The most danger I've ever been in was the night that one guy shot through with our stereo and a few other electrical items. I've never really been scared for my physical safety. I just figure you can't rape the willing. But the emotional assault stays with me. The look of revulsion on a man's face at the sight of my naked flesh does absolute wonders for my self-esteem.

And then there are the 'freak show' types. Their motives range from mild curiosity to fully blown fetishism. It's great to hear, at the peak of an orgasm, "I've never fucked a woman in a wheelchair before."

Why do I continue to put myself through this kind of abuse and humiliation? I often ask myself that very same question. But I've always been fascinated by human sexuality. And I'm a disability rights activist, whether I like it or not. So why not campaign on sexuality and disability discrimination. Combine the two. I've had a gutful of being treated like some ugly lump of rotting flesh. And the worst thing is, I'm not alone. I have long argued that people with disabilities should focus our attention on sexual emancipation. Physical barriers are born of attitudinal ones. When the community can finally accept us as whole human beings, we will be granted automatic access to such things as public transport, education and open employment.
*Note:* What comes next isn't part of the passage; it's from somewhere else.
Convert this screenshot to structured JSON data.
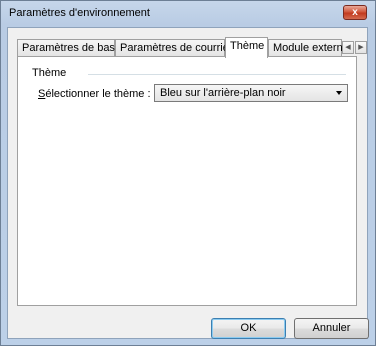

In 1990, I wrote a library based dissertation on sexuality and the disability rights movement. I have both spoken at, and been a participant in, many forums, workshops and conferences on the issue. I've done much reading on the subject, and written many articles. I've even worked as a phone sex operator. But Ted and Di Morgan were the straw that broke the camel's back. When Club Jacaranda gave me the perfect opportunity to run a court action, I took it. And I've gone public in a big way.

I fully intend to put the sexuality of people with disabilities on the map, both within the sex industry itself, and throughout the community at large. The Morgan's discriminatory actions reflect society's perception that people with disabilities are sexless. This is simply not true. Sex is for everyone. I am taking a political stand for the rights of all people with disabilities. We have the right to access goods and services within the sex industry under the same terms and conditions as any other person. We are not freaks and we are not perpetual children. We have exactly the same feelings, urges, needs and desires as anyone else. Our bodies are just as erotic as the stereotypical super models portrayed in Playboy magazine. And it's about time that society was forced to acknowledge the truth of this reality.
In 1988, Martin and Helen Stewart made love on Bondi Beach as a honeymoon protest against society's ableist attitudes towards our sexuality. Thirteen years later, what's changed? When community education fails to bring results, then it's high time that we use the legal system to our full advantage. Sue the bastards for every cent they've got. In this way, we will at least gain rightful access to goods and services within the sex industry. We can't legislate in the realm of human relationships, but forced to recognise our sexuality from a legal perspective, the community will eventually have to see us as human beings. And, six weeks pregnant with our second child, I want to be there when it does.